When I was a kid, I used to dig trenches along the edge of my parents' garden, grab the hose, and run water down my little channel. Boats of leaves or grass would get swept along, sometimes slowly, peacefully, sometimes quickly and chaotic. Now and then, I would erect dams, using sticks or dirt. If they held, the water quickly overflowed the banks of my little river. Other times, the water would slow for a moment, build up some energy, then brush aside my small attempts to contain it.
This morning, watching the news, I saw an image that reminded me of my innocent childhood activity. Except this time, rather than filling me with a sense of whimsy, I felt fear and sadness. As I watched, water from a tsunami swept over coastal areas of Japan, sweeping cars and houses away like my little grass boats, larger structures like my dams.
magnitude 8.9 earthquake hit 80 miles east of Sendai.
This quake was, according to some sources, the 5th strongest quake worldwide since 1900. Even at 80 miles out from Sendai, the shockwaves are very powerful. Thanks to years and years of engineering advances, many buildings in Japan can stand through powerful quakes, though the furniture and anything inside may not. Much of the danger from this quake, though, is the tsunami, an unrelenting press of water. As I write this, the death toll is at 60 and is likely to keep going up.
Flashback, 1994. I had just arrived in Japan, still suffering the effects of jet lag after a couple of days. In the middle of the night, I'm awoken. In the darkness, I can see the shadow of my wardrobe gently swaying and feel my bed shift back and forth beneath me. In my half-waking, half-sleeping state, my first thought is that there are a whole bunch of people on either side of the building, pushing it back and forth. Gradually, my mind wakes up and puts the pieces together: earthquake. It was my very first. Quite minor and not anything to worry about. Jumping forward a few months, I'm teaching a private English lesson. We're on the second floor of a small wooden building, getting ready to start. The owner of the school brings coffee out as my student, a middle-aged businessman, arrives and we chit chat a bit. I notice my chair start to shift a little, and the coffee starts to slosh, barely noticeably, in the cups. Before long, the building is swaying back and forth and we're all standing in doorways. The tremor only lasts a few minutes, but it was the strongest I've personally experienced. On the Japanese scale, it was shindo 3. Enough to be scary, but not enough to cause damage.

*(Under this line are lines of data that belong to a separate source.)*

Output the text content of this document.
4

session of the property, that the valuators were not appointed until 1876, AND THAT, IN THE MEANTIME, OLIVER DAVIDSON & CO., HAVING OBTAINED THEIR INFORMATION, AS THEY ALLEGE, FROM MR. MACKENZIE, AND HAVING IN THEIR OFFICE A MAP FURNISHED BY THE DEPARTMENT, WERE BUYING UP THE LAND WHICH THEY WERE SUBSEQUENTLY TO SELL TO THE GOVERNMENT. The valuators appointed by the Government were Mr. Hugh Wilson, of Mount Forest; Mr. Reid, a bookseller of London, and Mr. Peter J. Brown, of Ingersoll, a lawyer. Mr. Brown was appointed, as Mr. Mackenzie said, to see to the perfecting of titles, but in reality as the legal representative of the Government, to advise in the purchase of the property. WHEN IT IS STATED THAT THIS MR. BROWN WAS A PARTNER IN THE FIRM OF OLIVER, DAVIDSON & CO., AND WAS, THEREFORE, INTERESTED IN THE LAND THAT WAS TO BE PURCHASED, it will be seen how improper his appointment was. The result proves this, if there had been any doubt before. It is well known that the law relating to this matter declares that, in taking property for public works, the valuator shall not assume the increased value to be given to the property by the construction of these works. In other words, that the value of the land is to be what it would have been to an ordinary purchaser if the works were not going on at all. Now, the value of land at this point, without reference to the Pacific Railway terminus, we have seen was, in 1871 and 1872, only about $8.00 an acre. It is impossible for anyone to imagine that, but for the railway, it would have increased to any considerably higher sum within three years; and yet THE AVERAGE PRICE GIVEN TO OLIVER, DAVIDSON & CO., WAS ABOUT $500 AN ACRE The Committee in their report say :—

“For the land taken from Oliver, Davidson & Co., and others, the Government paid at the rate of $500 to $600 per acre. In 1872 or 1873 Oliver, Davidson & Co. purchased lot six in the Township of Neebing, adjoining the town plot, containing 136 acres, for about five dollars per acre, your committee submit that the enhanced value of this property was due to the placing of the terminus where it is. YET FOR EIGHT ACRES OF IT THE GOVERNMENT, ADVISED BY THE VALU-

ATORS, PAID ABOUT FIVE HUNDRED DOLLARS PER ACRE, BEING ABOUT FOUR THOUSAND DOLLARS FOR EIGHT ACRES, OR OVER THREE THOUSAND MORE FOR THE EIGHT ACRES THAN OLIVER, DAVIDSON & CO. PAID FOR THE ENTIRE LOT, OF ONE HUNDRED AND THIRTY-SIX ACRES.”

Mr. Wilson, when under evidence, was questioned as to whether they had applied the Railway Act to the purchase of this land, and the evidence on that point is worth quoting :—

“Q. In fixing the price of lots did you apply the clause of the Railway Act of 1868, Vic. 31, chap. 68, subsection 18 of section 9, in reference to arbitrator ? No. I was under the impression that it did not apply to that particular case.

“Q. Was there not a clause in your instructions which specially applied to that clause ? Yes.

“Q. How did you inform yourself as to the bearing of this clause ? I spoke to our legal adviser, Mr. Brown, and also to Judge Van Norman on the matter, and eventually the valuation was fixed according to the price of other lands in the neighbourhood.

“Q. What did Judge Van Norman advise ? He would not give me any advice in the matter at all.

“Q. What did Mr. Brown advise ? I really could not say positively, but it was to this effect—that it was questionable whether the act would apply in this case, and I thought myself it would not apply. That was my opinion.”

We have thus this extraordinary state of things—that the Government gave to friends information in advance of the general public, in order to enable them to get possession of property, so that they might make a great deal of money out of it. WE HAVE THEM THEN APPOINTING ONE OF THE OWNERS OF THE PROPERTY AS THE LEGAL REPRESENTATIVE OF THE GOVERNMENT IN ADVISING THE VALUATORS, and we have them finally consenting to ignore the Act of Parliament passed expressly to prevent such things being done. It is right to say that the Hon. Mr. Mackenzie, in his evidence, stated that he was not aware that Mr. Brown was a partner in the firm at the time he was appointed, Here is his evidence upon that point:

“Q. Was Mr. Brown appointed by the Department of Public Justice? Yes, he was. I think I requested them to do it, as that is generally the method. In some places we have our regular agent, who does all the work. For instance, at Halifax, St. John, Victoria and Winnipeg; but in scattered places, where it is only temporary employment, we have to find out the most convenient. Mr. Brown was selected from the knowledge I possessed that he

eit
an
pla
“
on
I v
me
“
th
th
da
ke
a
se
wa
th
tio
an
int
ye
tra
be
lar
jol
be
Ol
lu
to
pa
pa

Jump forward again. January 17, 1995. Miles and miles to the south, a shindo 7 earthquake (magnitude 6.9) hits the Kobe area. The Great Hanshin Earthquake devastated the region. I got a lot of calls and letters from friends and family, asking if I was all right. I assured everyone I was fine and that I didn't feel anything, but my thoughts were with all of those affected by the quake and its aftershocks.
The Hanshin Expressway, a large, elevated highway connecting Kobe, Osaka and Kyoto, had been designed to withstand a major earthquakes. Although the road itself did not break up, the supports broke, sending the whole structure toppling to the side. Over 200,000 buildings were either damaged or destroyed, and more than 6,000 people lost their lives. The quake struck at 5:46 am, before rush hour. Had it been only a little later, the death toll could have been much, much higher. That was the largest quake in Japan since the 1923 Great Kanto Earthquake that devastated the Tokyo region.
Then, later in 1995, a quake hit the Sendai area, the same region affected by the most recent quake. Though not as powerful as the Hanshin quake, it was enough to damage older buildings, including a hospital, if memory serves. Two floors in the middle of the building collapsed. Thankfully, no one was on those floors.
All of these memories and experiences make this 8.9 earthquake all the more personal to me. Add in that some friends from college (unfortunately, we've been out of touch for a long time) were from the Sendai area, and I need to struggle to keep things in check, to keep calm. I hope that they and their families are okay. I fear, but I hope.
Addendum: Skepchick and Bad Astronomy both have posts up listing ways you can help the victims of this quake. Info on charitable giving after a disaster also available from the U.S. Internal Revenue Service. If you are looking for someone who was in the area or have information about someone affected by the quake, Google has a People Finder application to assist you in your search.